LegoOS is an OS that implements the splitkernel architecture. It exposes a distributed set of virtual nodes (or vNode) to users, each of which has a unique ID, virtual IP address, and its own storage mount point. Multiple users can run in a vNode and each user can run multiple processes. Also, a single vNode can run on multiple hardware components, and a single hardware component can host resources for more than one vNode. However, this is internal to the OS and is not exposed to the LegoOS users. The initial implementation of LegoOS focuses on three types of hardware components: processor, memory, and storage, called pComponent, mComponent, and sComponent respectively.

LegoOS also supports Linux ABIs for backward compatibility, and this makes it easy to adopt the OS. Some modifications had to be made to do this because Linux processes are stateful, while LegoOS has stateless components.

To improve performance, LegoOS adds an extra layer of cache in the pComponent called the ExCache in order to exploit temporal locality in memory access and reduce memory access to frequently accessed sections of memory.

Strengths, Weaknesses & Possible Follow-Up Ideas

The paper clearly explains the challenges with existing OS designs and separates the architecture from the OS implementation. This makes it possible to design other OSes which can implement the architecture, or extend LegoOS with support for other hardware components. The backward compatibility with Linux ABIs is a very good aspect of the implementation that can make it easy to evaluate the OS on existing applications and improve adoption.

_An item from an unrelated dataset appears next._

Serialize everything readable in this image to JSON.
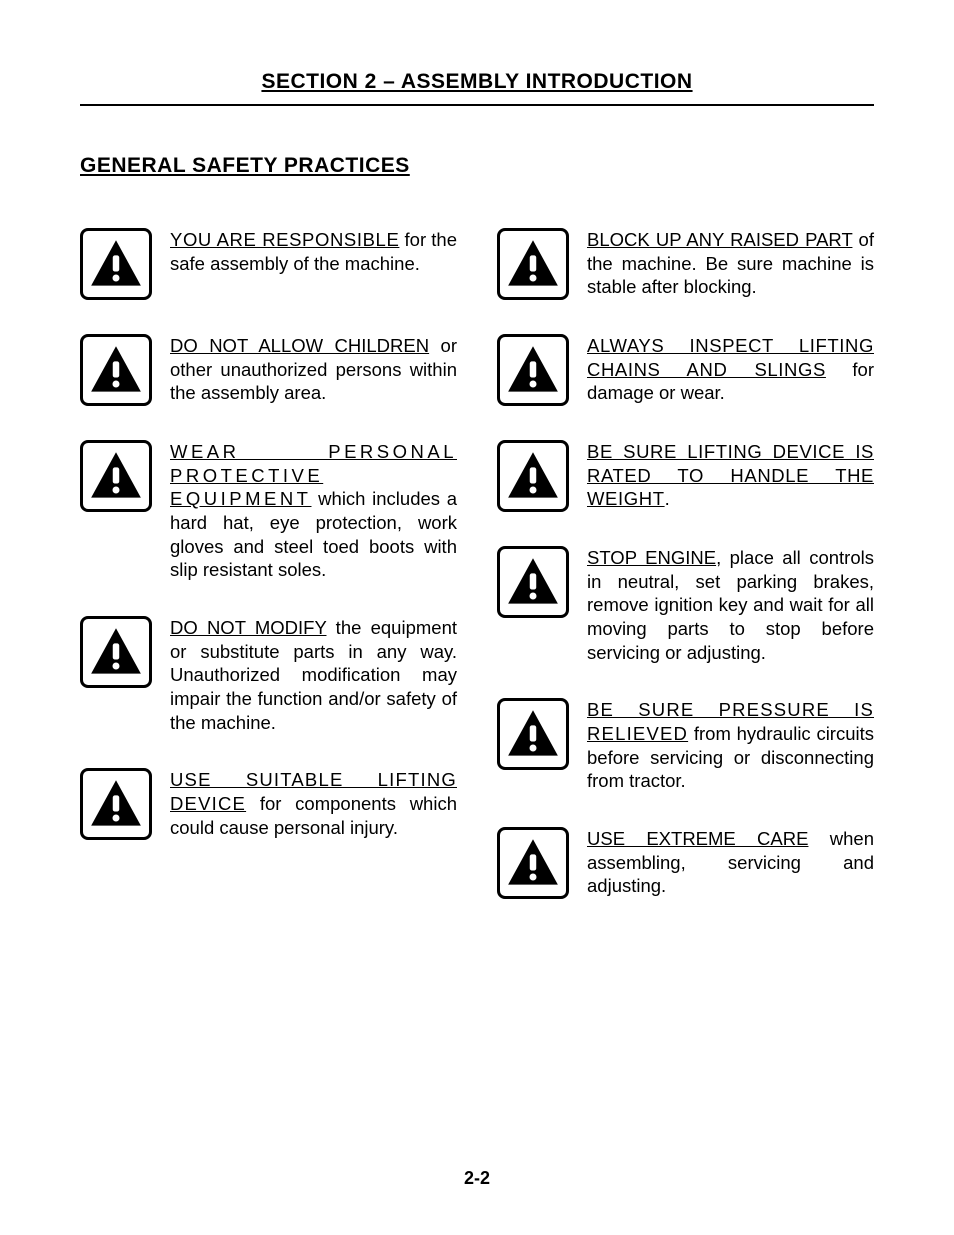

Performance evaluation shows a slight decrease in performance for LegoOS in running actual applications, but better resource utilization and improved failure handling. This presents a cost-performance trade-off for data centers. However, as network speed improves, this may change.

An evaluation of the OS in an actual data center, running live load will help to better understand the performance hit this OS incurs, and evaluate application-dependent optimizations which may improve it. This can be followed by monitor implementations for recent specialized hardware e.g. TPUs.